By combining simple constructs according to simple rules, you can be certain that more complex constructs are themselves correct. This also often highlights simplicity and elegance in the underlying structure of otherwise complex constructs.
Oh give me a break. Lambda calculus was created to study computation. To study computation in a rigorous manner, a mathematical model of computation was necessary. The more complex the model of computation, the more axioms you need. Complex models with many axioms are more difficult to reason about but are not actually more powerful (since they are all equivalent...) With a simple model of computation you can quickly build yourself more user-friendly systems (such as demonstrating how Church Encoding works, then proceeding to use it instead of writing it all out every time). It wasn't created out of some sense of elitism, it was created out of pragmatism.
Do you really think that Alonzo Church made his own work more difficult just to make others feel excluded? That's ludicrous.
... just like Euclidean geometry, it was created by a geometer for "internal usage". I am not contesting the usefulness of lambda calculus in academic contexts!
I am just saying that lambda calculus is not the best approach in an engineering context, because it's too abstract, just like in practical terms, I see little use of Euclidean geometry in proving new theorems.
There isn't, in the similar sense that there is no inherent value in spending two hours assembling a bicycle then traveling with it one mile instead of simply taking 20 minutes to walk one mile.
Lambda calculus was not created as a better way of multiplying two numbers, just like you do not construct a bicycle to travel one mile. They have grander, or more ambitious, purposes. Multiplying two numbers or travelling one mile in over two hours simply serve as demonstrations of some of the capabilities of what was constructed.
Lambda calculus was created to help study computability; to explore mathematics with mathematics.
Yeah I'm not sure.

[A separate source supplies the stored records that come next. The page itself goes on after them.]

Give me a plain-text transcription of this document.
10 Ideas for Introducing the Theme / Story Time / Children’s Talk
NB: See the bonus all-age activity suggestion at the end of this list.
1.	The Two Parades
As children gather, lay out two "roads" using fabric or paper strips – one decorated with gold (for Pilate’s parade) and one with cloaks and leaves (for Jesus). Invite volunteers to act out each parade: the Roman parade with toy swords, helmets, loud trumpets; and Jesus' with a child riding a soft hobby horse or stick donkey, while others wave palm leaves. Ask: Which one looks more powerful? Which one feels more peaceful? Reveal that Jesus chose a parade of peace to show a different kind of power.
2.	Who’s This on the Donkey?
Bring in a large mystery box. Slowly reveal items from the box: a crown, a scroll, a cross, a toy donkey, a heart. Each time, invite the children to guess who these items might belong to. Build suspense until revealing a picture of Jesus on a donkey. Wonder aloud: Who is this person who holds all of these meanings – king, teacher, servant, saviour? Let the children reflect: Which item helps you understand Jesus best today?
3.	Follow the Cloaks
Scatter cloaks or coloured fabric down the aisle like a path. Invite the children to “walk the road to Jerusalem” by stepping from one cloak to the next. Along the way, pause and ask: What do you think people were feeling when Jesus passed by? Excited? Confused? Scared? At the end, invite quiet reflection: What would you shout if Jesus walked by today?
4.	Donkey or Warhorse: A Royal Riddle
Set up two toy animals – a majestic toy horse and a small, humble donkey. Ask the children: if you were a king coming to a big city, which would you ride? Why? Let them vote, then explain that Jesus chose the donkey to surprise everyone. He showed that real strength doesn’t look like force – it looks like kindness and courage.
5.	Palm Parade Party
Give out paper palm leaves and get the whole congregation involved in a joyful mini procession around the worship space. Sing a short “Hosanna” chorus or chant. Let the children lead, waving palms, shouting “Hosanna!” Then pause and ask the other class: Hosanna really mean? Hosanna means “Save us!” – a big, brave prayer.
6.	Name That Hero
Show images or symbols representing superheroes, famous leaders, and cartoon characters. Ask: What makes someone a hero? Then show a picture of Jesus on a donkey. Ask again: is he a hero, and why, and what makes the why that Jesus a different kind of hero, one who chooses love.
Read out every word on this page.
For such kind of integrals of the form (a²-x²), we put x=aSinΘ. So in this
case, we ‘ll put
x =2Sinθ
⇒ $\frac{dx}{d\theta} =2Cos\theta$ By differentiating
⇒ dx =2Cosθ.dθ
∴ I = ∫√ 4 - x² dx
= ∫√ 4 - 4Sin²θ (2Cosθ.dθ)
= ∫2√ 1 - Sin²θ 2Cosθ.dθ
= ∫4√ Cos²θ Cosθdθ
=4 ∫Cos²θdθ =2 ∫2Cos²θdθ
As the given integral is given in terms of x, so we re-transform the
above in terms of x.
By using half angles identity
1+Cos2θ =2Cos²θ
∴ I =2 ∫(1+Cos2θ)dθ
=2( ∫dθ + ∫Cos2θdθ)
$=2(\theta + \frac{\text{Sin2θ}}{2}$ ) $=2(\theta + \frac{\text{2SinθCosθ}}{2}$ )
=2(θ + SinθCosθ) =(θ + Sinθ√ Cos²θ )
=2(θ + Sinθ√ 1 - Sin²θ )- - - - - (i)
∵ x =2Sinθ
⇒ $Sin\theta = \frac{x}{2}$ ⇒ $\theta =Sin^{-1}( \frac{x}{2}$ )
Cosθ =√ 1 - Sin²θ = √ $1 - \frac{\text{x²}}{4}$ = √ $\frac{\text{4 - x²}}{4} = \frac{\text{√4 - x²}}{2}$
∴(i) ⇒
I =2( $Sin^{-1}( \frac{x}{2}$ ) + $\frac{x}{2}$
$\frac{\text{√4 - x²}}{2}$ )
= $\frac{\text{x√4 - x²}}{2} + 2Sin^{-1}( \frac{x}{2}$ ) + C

Actually, I wouldn't be surprised if I made a hidden commutativity assumption that would surface if I tried to justify treating multiplication as repeated addition like that.
Lambda calculus is model for abstract computation. Any computation. The fact that it can express and operationally reduce arithmetic is just a proof of usefulness, but it's not supposed to be limited to that.
I lost interest at the 'minimalist gossip newspaper' analogy. In my opinion the power of the analogy is exaggerated. The text was easy to undestand until that part.
I thought it was clear. I would start with 1, not 0 for the first example of the derivation of Natural numbers via succession or the related Peano axiom. I know some texts start with 1 and others 0, but given counting most likely started with objects, it is more fundamental to begin with 1. The concept of nothing or zero just seems an abstract step away. Nice treatment of the lambda calculus.
Lambda Calculus is actually extremely simple, and in my opinion, boring. When I took a unit on it in college, I guess the prof didn't do a good job motivating it. It's just substitution, and sometimes renaming variables. Nothing really useful, innovative, or interesting, except as representing computable functions.
I find "To Dissect A Mockingbird" a more intuitive and simpler explanation of Lambda Calculus. I think the visuals help a lot.